There are many things that define Rockwall. The Harbor, the Square and the lake are all icons of this county. On par with the big three is, a burger joint. This may seem shocking to some, but Boots Burgers has been around since 1968 and for 40-plus years people from all over Texas have trekked to the house style restaurant for a classic taste.
The Mooney family started the business after losing their jobs at a factory in Dallas. Since that time the joint has been family run. Boots Burgers is located close to downtown Rockwall on Austin Street, but it‘s easy to miss, as it is both a restaurant and a residence.
Currently Russell Mooney – the nephew of the owner – is in charge of cooking the greasy delights and although he realizes how popular the burgers are he said there is nothing special his family does to add flavor.
Everything is old fashioned according to Mooney. Bun warmers are nowhere to be found, but a big heavy flat top grill is as obvious as the great taste.
“The grease comes directly from the meat,” Mooney said. “If you are a vegetarian, you’re out of luck down here.”
The name comes from Mooney’s grandfather whose nickname was Boots. It’s that simple according to Mooney, no other reason for the name.
Longtime Rockwall residents like District Clerk Kay McDaniel make it a point to indulge in the burgers as much as possible.
“I don’t know what they do to the burgers, but they are the best,” she said.
McDaniel, a patron since 1969, said Boots transcends stereotypes attracting all kinds to its off-the-map location.
“You will see pickups and Cadillacs,” she said. “People I know that know about Boots love it and it has always been right here.”
From Tuesday to Saturday Boots Burgers is almost constantly busy from 11 a.m. to when the meat, or Mooney’s patience, runs out.
‘It is common to wait 45 minutes for a hamburger up here on a Saturday,” Mooney said.
Although the restaurant has been open since the late 60s, Mooney said his family has been in Rockwall since the late 1800s.
“My great grandfather was the county clerk back in the teens,” Mooney said. “I have seen pictures of him standing in front of the old red courthouse in The Square with a gun belt on.”
Rockwall has changed quite a bit over the last century and although Mooney prefers a small town feeling he has no intentions of leaving Rockwall.
“This is our home town,” he said. “Where else are we going to go?”
Despite its popularity – even garnering the attention of burger tours, franchisers and television shows – Mooney said he and his family have no intention of changing anything about Boots.
“We’ve had offers to buy the name, but we like to keep it simple,” he said. “It feels good to be respected though.”
Residents that have left Rockwall miss the burgers too. Doug Davidson is one such resident who after returning to Rockwall after 30 years was overjoyed to see the place still open and going strong.
“I have been back a month and I live 45 miles away,” he said. “Whenever I am working close to Rockwall I try to make it a point to be around between 11 a.m. and 1 p.m.”
Even as a child, Davidson has fond memories of the greasy delicacies.
“I remember riding my bike up here when I was a kid and by the time I got home the bag was greasy.
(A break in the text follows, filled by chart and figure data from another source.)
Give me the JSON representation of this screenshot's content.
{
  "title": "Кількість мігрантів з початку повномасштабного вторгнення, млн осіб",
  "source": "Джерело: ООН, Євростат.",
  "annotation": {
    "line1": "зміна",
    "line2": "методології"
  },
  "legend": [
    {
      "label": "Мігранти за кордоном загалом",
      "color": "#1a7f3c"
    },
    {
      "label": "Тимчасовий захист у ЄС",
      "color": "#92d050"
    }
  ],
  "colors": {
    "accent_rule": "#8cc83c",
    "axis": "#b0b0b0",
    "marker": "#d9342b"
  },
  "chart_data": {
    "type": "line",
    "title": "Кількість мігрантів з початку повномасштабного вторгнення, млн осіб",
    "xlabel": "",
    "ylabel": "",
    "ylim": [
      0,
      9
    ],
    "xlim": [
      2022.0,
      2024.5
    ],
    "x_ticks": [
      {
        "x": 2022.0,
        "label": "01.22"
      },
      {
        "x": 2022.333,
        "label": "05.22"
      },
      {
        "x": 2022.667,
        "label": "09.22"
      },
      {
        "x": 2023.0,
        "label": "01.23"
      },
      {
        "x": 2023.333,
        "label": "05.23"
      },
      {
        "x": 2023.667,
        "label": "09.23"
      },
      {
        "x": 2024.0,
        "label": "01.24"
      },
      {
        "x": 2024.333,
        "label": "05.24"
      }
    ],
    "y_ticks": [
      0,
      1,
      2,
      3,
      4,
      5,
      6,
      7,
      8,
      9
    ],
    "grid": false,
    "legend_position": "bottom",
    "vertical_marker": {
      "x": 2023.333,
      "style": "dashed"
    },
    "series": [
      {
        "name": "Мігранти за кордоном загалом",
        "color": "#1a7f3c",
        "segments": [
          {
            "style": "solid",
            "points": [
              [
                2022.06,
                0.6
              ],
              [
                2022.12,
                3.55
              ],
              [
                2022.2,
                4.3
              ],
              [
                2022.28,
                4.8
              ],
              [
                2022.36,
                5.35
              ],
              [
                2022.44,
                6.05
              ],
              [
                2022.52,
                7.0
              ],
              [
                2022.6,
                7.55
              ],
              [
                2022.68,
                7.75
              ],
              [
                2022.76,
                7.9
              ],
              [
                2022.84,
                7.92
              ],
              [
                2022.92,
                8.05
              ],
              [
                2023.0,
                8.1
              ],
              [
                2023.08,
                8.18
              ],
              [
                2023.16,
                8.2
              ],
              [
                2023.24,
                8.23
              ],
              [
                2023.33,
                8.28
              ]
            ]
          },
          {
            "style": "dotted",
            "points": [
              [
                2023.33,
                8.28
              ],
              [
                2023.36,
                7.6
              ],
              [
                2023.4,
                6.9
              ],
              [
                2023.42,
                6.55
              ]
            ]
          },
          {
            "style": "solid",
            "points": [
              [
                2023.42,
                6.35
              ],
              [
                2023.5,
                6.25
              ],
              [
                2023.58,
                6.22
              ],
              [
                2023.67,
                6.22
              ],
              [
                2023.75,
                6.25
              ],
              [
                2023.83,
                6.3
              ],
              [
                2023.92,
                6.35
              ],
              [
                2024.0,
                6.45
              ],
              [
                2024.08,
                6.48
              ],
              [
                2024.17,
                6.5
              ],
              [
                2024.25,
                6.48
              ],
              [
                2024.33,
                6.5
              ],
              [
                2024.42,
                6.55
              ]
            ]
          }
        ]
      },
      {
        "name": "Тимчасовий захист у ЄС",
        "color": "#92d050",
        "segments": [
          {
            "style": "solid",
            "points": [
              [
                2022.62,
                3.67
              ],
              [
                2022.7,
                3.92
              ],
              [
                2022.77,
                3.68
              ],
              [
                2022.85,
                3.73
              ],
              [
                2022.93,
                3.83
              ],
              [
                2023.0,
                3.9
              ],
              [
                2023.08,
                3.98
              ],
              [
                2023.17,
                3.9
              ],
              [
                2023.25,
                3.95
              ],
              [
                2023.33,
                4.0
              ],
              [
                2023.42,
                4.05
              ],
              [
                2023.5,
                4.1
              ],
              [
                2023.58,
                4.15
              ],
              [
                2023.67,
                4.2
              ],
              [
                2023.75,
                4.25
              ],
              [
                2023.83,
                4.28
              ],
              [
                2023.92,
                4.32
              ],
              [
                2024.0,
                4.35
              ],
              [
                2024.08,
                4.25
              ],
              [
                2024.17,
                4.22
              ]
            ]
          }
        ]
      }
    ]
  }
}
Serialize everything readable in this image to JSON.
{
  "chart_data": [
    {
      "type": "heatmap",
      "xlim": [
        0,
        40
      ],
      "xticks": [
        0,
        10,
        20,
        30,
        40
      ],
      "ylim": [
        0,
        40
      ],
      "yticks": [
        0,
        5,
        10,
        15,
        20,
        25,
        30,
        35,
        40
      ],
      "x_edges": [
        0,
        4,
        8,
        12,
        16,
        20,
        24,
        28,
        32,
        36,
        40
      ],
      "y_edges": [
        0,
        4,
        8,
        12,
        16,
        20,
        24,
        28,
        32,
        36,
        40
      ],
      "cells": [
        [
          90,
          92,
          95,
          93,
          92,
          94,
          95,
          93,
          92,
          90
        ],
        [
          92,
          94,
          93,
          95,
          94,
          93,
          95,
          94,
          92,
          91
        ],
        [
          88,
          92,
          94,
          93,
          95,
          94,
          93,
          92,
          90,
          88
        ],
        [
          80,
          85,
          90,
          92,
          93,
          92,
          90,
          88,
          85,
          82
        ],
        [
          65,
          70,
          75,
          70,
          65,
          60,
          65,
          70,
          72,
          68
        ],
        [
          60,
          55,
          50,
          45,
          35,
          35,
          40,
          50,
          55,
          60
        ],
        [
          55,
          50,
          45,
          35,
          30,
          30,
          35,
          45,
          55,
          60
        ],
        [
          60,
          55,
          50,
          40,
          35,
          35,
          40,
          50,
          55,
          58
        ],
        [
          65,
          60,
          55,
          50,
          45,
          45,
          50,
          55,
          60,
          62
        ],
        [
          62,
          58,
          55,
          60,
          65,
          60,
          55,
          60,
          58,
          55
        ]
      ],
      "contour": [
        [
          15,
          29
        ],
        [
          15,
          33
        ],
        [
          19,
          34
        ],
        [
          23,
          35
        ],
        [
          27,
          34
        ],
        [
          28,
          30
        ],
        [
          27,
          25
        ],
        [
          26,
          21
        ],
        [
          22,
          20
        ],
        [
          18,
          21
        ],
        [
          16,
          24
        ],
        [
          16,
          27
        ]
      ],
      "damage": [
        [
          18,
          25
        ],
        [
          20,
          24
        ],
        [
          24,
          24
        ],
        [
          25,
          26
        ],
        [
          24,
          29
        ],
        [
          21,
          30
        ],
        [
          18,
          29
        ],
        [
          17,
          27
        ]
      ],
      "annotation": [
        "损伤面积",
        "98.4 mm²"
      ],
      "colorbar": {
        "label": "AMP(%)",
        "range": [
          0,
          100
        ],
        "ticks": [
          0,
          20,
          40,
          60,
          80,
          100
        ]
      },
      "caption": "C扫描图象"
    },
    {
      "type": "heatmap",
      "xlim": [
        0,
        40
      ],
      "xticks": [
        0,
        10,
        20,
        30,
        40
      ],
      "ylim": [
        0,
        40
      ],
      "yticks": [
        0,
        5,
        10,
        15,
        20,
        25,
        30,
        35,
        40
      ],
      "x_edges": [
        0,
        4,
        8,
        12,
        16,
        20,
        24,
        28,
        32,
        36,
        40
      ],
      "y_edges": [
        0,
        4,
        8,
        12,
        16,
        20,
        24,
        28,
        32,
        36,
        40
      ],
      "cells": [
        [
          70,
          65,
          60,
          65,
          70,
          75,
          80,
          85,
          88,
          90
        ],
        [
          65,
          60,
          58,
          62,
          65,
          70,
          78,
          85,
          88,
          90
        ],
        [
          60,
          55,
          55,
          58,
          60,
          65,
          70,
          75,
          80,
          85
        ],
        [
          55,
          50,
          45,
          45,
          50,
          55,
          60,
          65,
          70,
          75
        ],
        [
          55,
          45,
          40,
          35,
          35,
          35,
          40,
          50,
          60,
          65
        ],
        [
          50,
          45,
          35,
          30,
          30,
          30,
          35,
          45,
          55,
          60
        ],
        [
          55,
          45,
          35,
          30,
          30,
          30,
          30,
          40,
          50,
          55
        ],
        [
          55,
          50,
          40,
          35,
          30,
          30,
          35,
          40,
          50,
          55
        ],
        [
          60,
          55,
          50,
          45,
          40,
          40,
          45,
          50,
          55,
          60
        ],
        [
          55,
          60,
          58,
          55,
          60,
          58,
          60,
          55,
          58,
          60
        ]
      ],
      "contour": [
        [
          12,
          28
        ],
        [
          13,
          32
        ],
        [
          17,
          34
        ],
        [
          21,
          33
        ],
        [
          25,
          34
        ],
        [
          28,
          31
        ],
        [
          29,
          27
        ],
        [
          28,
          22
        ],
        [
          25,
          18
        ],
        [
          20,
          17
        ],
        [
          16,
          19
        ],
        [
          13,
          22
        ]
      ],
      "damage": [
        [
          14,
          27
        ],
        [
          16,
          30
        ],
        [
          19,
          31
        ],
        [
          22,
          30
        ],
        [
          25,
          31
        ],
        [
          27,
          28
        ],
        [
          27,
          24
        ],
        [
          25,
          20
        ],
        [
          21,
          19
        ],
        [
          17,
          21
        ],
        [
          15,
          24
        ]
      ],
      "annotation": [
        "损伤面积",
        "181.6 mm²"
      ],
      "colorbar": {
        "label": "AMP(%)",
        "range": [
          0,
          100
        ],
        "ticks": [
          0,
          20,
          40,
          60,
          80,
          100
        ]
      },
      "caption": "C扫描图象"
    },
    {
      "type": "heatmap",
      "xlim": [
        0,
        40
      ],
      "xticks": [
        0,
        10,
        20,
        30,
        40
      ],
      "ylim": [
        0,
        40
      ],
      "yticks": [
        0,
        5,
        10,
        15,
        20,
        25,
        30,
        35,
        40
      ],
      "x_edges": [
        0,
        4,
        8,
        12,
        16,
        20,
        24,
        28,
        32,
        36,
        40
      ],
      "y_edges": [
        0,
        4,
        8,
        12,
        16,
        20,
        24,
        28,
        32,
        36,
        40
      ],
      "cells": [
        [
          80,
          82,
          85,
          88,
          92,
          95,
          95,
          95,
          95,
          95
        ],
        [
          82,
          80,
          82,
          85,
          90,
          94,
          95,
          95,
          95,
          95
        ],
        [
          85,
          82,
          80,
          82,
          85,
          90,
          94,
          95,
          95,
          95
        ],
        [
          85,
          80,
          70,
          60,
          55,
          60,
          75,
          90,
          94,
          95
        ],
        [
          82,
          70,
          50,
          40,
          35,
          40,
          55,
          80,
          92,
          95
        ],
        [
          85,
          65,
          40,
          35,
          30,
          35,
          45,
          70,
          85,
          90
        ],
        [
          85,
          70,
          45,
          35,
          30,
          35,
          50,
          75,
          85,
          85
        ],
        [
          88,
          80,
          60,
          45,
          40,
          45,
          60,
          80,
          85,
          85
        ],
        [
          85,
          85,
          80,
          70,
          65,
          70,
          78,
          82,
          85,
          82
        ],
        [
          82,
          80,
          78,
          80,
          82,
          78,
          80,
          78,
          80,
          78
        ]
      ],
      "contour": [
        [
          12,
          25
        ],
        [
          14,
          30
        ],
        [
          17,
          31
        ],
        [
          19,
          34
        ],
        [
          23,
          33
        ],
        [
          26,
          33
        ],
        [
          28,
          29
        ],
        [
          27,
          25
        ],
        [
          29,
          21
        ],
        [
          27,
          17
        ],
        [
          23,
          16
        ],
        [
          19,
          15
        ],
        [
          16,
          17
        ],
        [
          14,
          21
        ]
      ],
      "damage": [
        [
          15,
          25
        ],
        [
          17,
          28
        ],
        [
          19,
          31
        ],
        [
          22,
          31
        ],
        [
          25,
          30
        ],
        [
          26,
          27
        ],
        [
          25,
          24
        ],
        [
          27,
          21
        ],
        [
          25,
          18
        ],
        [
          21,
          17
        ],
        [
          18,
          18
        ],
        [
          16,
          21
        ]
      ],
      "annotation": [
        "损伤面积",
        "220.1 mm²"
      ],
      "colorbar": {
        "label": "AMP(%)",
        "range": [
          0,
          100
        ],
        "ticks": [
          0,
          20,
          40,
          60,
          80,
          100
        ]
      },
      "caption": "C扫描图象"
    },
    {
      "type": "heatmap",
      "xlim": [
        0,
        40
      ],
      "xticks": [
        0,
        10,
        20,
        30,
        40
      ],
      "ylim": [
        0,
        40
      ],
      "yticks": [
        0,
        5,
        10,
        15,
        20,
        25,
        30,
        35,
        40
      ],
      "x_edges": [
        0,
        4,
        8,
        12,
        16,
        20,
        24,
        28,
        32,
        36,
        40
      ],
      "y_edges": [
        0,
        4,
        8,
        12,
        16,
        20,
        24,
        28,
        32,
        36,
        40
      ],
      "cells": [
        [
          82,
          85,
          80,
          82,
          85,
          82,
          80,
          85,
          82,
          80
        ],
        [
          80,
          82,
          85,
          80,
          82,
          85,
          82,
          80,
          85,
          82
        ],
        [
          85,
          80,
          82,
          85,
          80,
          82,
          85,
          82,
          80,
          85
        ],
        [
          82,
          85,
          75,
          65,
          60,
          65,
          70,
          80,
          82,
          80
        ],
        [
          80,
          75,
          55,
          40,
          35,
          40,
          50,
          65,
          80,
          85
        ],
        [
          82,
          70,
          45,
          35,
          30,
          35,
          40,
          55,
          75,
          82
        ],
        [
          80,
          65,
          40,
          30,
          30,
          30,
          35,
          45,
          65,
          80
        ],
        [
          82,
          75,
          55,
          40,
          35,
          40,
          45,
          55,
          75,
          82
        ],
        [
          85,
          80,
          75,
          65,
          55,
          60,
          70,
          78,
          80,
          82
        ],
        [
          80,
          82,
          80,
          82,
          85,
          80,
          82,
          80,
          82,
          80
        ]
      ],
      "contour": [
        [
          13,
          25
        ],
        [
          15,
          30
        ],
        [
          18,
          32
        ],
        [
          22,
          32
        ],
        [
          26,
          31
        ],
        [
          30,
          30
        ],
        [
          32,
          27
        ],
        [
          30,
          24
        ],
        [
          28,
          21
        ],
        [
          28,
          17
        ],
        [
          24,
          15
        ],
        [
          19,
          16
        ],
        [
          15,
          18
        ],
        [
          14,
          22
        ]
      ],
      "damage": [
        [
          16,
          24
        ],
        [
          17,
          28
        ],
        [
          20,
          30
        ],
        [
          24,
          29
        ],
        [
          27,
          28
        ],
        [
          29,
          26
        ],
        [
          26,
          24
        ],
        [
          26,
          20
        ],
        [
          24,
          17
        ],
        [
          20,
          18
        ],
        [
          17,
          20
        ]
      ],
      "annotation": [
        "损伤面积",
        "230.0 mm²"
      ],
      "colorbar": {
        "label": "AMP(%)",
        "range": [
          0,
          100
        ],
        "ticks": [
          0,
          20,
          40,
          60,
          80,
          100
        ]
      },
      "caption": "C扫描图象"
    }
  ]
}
Even my handle bars were greasy,” he said. “They are just good greasy burgers.”
Aside from being known for great taste, Boots is also known for low prices. Spending more than $5 could be difficult for most, but Mooney is dedicated to keeping the price low.
“We hear from a lot of people that we should raise the prices,” he said. “We agreed that we want to keep people coming in and saying this is a good burger and it is cheap.”
The future may not be too bright for the landmark unfortunately. Mooney said his generation will probably be the last to cook the burgers, but regardless they plan to keep their integrity and keep providing the iconic beef patties to the public for as long as possible.
“We do not want to become that corporate monster like McDonalds, or In and Out Burger,” he said. “Places like that used to make good burgers until they lost their identity and we don’t want to lose ours.”